– А ну читай, Терентьевич, оцю цидульку, – быстро перестроившись на украинский говор, сказал Головатый, протягивая Котляревскому письмо из Петербурга.
Бегло просмотрев его, войсковой писарь отложил лист в сторону.
– Что мыслишь ты на этот счет, Тимофей Терентьевич?
– Думай не думай, а предписание сие выполнять надобно, – сухо ответил войсковой писарь.
– Да-а! – недовольно протянул Головатый, словно ждал от Котляревского иного ответа. – Не выставить нельзя. Письмо это – монаршая воля. Да вот кого в поход отправлять?..
Котляревский пробарабанил длинными пальцами по дубовому столу.
– Представим сие на усмотрение станичных атаманов, им видней. Пускай всех неспокойных, кои порядками нашими недовольны, и отправят в поход…
«Ух, и хитер, бестия! – подумал Головатый. – Хитер, иезуит!»
Вслух войсковой судья спросил:
– А полковниками? – Я мыслю Тиховского и Чернышева…
– Что же, против второго не возражаю, а Тиховскому на кордоне сподручней. А как мыслишь насчет Великого? – Головатый, хитро прищурившись, взглянул на войскового писаря.
Великий – свояк Котляревского по сестре, и Головатый, предлагая послать его в поход, тем самым удалял из Екатеринодара одного из сторонников Котляревского, которому по старшинству предстояло во время пребывания Головатого в походе остаться до возвращения кошевого за него.
Предложение войскового судьи пришлось явно не по душе Котляревскому, но он не подал вида:
– Можно и Великого…
– Ну и добре!
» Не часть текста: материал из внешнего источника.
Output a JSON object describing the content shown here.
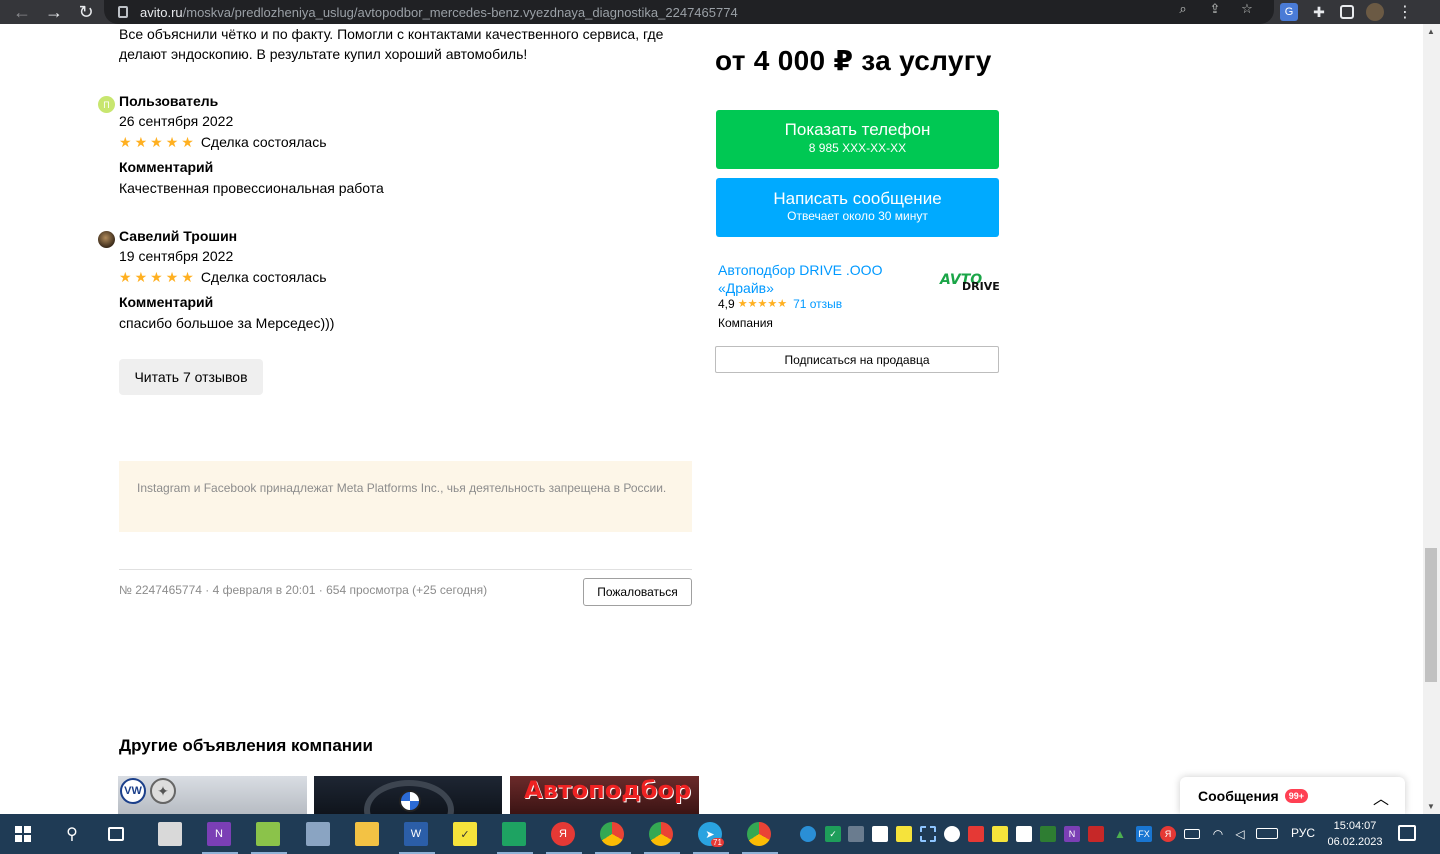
{
  "browser": {
    "url_host": "avito.ru",
    "url_path": "/moskva/predlozheniya_uslug/avtopodbor_mercedes-benz.vyezdnaya_diagnostika_2247465774"
  },
  "reviews": {
    "intro_text": "Все объяснили чётко и по факту. Помогли с контактами качественного сервиса, где делают эндоскопию. В результате купил хороший автомобиль!",
    "items": [
      {
        "avatar_letter": "П",
        "author": "Пользователь",
        "date": "26 сентября 2022",
        "deal": "Сделка состоялась",
        "comment_heading": "Комментарий",
        "comment": "Качественная провессиональная работа"
      },
      {
        "author": "Савелий Трошин",
        "date": "19 сентября 2022",
        "deal": "Сделка состоялась",
        "comment_heading": "Комментарий",
        "comment": "спасибо большое за Мерседес)))"
      }
    ],
    "read_more_label": "Читать 7 отзывов"
  },
  "notice": "Instagram и Facebook принадлежат Meta Platforms Inc., чья деятельность запрещена в России.",
  "listing_meta": "№ 2247465774 · 4 февраля в 20:01 · 654 просмотра (+25 сегодня)",
  "report_label": "Пожаловаться",
  "other_ads": {
    "title": "Другие объявления компании",
    "thumb3_text": "Автоподбор"
  },
  "sidebar": {
    "price": "от 4 000 ₽ за услугу",
    "phone_button": {
      "label": "Показать телефон",
      "sub": "8 985 XXX-XX-XX",
      "color": "#00c853"
    },
    "message_button": {
      "label": "Написать сообщение",
      "sub": "Отвечает около 30 минут",
      "color": "#00aaff"
    },
    "seller": {
      "name": "Автоподбор DRIVE .ООО «Драйв»",
      "rating": "4,9",
      "stars": 5,
      "reviews_link": "71 отзыв",
      "type": "Компания",
      "logo_top": "AVTO",
      "logo_bottom": "DRIVE"
    },
    "subscribe_label": "Подписаться на продавца"
  },
  "messages_widget": {
    "label": "Сообщения",
    "badge": "99+"
  },
  "taskbar": {
    "language": "РУС",
    "time": "15:04:07",
    "date": "06.02.2023",
    "telegram_badge": "71"
  }
}
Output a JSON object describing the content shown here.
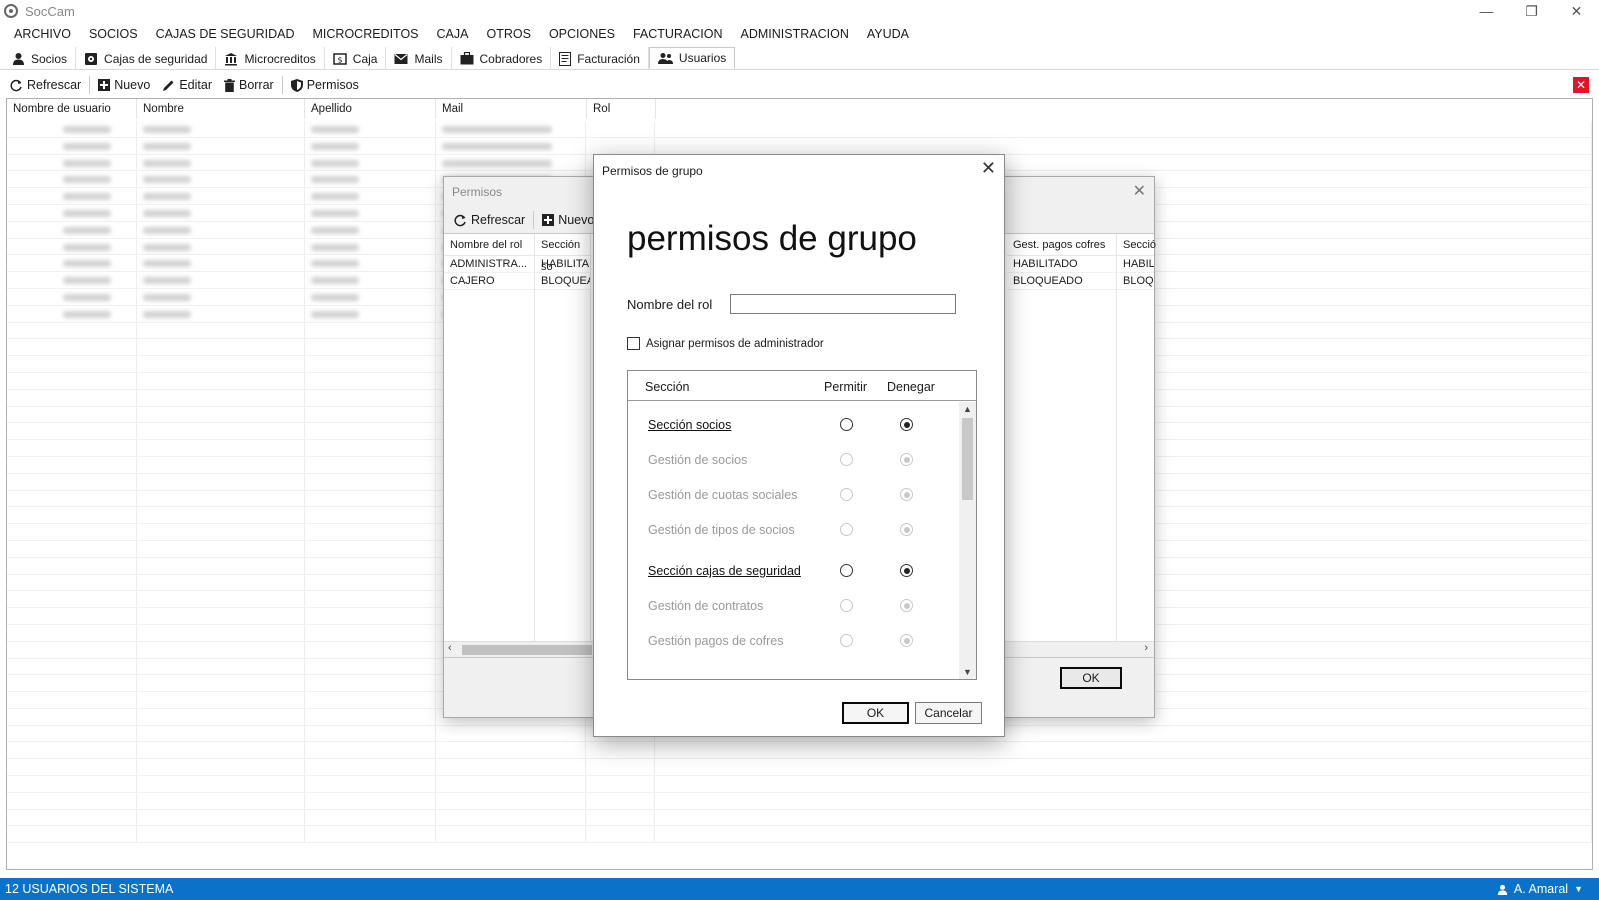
{
  "app": {
    "title": "SocCam"
  },
  "menu": [
    "ARCHIVO",
    "SOCIOS",
    "CAJAS DE SEGURIDAD",
    "MICROCREDITOS",
    "CAJA",
    "OTROS",
    "OPCIONES",
    "FACTURACION",
    "ADMINISTRACION",
    "AYUDA"
  ],
  "tabs": [
    "Socios",
    "Cajas de seguridad",
    "Microcreditos",
    "Caja",
    "Mails",
    "Cobradores",
    "Facturación",
    "Usuarios"
  ],
  "active_tab": "Usuarios",
  "toolbar": {
    "refresh": "Refrescar",
    "new": "Nuevo",
    "edit": "Editar",
    "delete": "Borrar",
    "permissions": "Permisos"
  },
  "grid": {
    "columns": [
      "Nombre de usuario",
      "Nombre",
      "Apellido",
      "Mail",
      "Rol"
    ]
  },
  "status": {
    "left": "12 USUARIOS DEL SISTEMA",
    "user": "A. Amaral"
  },
  "permisos_dialog": {
    "title": "Permisos",
    "refresh": "Refrescar",
    "new": "Nuevo",
    "col_role": "Nombre del rol",
    "col_section": "Sección so",
    "col_gest_pagos": "Gest. pagos cofres",
    "col_section_b": "Secció",
    "rows": [
      {
        "role": "ADMINISTRA...",
        "section": "HABILITAD",
        "gest": "HABILITADO",
        "section_b": "HABIL"
      },
      {
        "role": "CAJERO",
        "section": "BLOQUEA",
        "gest": "BLOQUEADO",
        "section_b": "BLOQU"
      }
    ],
    "ok": "OK"
  },
  "modal": {
    "window_title": "Permisos de grupo",
    "heading": "permisos de grupo",
    "role_label": "Nombre del rol",
    "role_value": "",
    "admin_label": "Asignar permisos de administrador",
    "admin_checked": false,
    "col_section": "Sección",
    "col_allow": "Permitir",
    "col_deny": "Denegar",
    "sections": [
      {
        "label": "Sección socios",
        "kind": "main",
        "value": "deny"
      },
      {
        "label": "Gestión de socios",
        "kind": "sub",
        "value": "deny"
      },
      {
        "label": "Gestión de cuotas sociales",
        "kind": "sub",
        "value": "deny"
      },
      {
        "label": "Gestión de tipos de socios",
        "kind": "sub",
        "value": "deny"
      },
      {
        "label": "Sección cajas de seguridad",
        "kind": "main",
        "value": "deny"
      },
      {
        "label": "Gestión de contratos",
        "kind": "sub",
        "value": "deny"
      },
      {
        "label": "Gestión pagos de cofres",
        "kind": "sub",
        "value": "deny"
      }
    ],
    "ok": "OK",
    "cancel": "Cancelar"
  },
  "colors": {
    "status_bar": "#0a73c9",
    "close_red": "#e81123"
  },
  "icons": [
    "app-icon",
    "minimize-icon",
    "restore-icon",
    "close-icon",
    "user-icon",
    "safe-icon",
    "bank-icon",
    "cash-icon",
    "mail-icon",
    "briefcase-icon",
    "invoice-icon",
    "users-icon",
    "refresh-icon",
    "plus-icon",
    "pencil-icon",
    "trash-icon",
    "shield-icon"
  ]
}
Вели, Терентьевич, отписывать по станицам, пусть людей ведут в Екатеринодар. С этим медлить незачем.
– А что, Антон Андреевич, сам возглавишь команду, либо кому поручить собираешься? – спросил писарь.
«Ишь ты, – подумал Головатый, – небось боится, что останусь. Знает, что без меня ему полная свобода будет… Спит и видит атаманскую булаву, шляхетский выродок…» А вслух:
– Сам. Сегодня отпишу обо всем Захарию Алексеевичу, пусть поторапливается с возвращением… – И, глядя в глаза Котляревскому, добавил: – Край без войска оставлять негоже, турки ежечасно, сам знаешь, напасть могут. Так что ты, Терентьевич, имей это в виду и за границей приглядывай, чтоб кордоны надежными командами регулярно обеспечивались… А я, зная твое усердие к службе, войску Черноморскому, во всем полагаюсь на тебя!
– Суета сует мирских, – недовольно почесал затылок Кравчина, узнав, что ему предстоит идти в поход.
Ворочая ухватом в печи, Анна ничего не ответила.
– Что, небось рада? – глядя ей в спину, зло усмехнулся. С языка сорвалось крепкое слово.
Не по-старчески чуткая мать свесила с печи голову.
– Ну, чего лаешься! – строго прикрикнула она на сына. С приходом невестки Марфа больше отлеживалась на печи.
Покряхтев, она слезла вниз, шаркая, подошла к крытой рушником иконе, украшенной барвинками, сухими головками мака и пахучими травами, истово закрестилась.
– Помоги, Господи, рабу твоему Григорию, да ниспошли ему помощь свою…
И повернувшись к сыну, беззубо прошамкала:
– От кордона откупился, даст бог и от этого пронесет.
Кравчина хлопнул ладонью по колену.
– Дело, мать, говоришь, дело! Анна, подай мою папаху, пойду кой с кем поговорю…
Захватив по дороге суковатую палку, он отправился в станичное правление…
Но на этот раз атаман был менее податлив, чем тогда, при посылке на кордон. Сейчас он разводил руками, куражился:
– Не, не могу, Григорь Митрич, не могу ослобонить. Ну, посуди сам, тебя ослобоню, другого, дак кому ж идти?
– Да я, Прокофьич, и не против того, чтоб пойти. Ты не подумай чего-нибудь дурного. Или я войску своему не слуга? Да вот нездоров.
Атаман прищурился. «Эк, бестия, хворый какой. А как соль возить да табуны у ногаев красть, так за ним никакой черт не угонится».
– Ты, Прокофьич, того, не подумай. Я твою службу тоже знаю и уважить всегда готов…
И озираясь по сторонам, Кравчина выложил на стол десять злотых.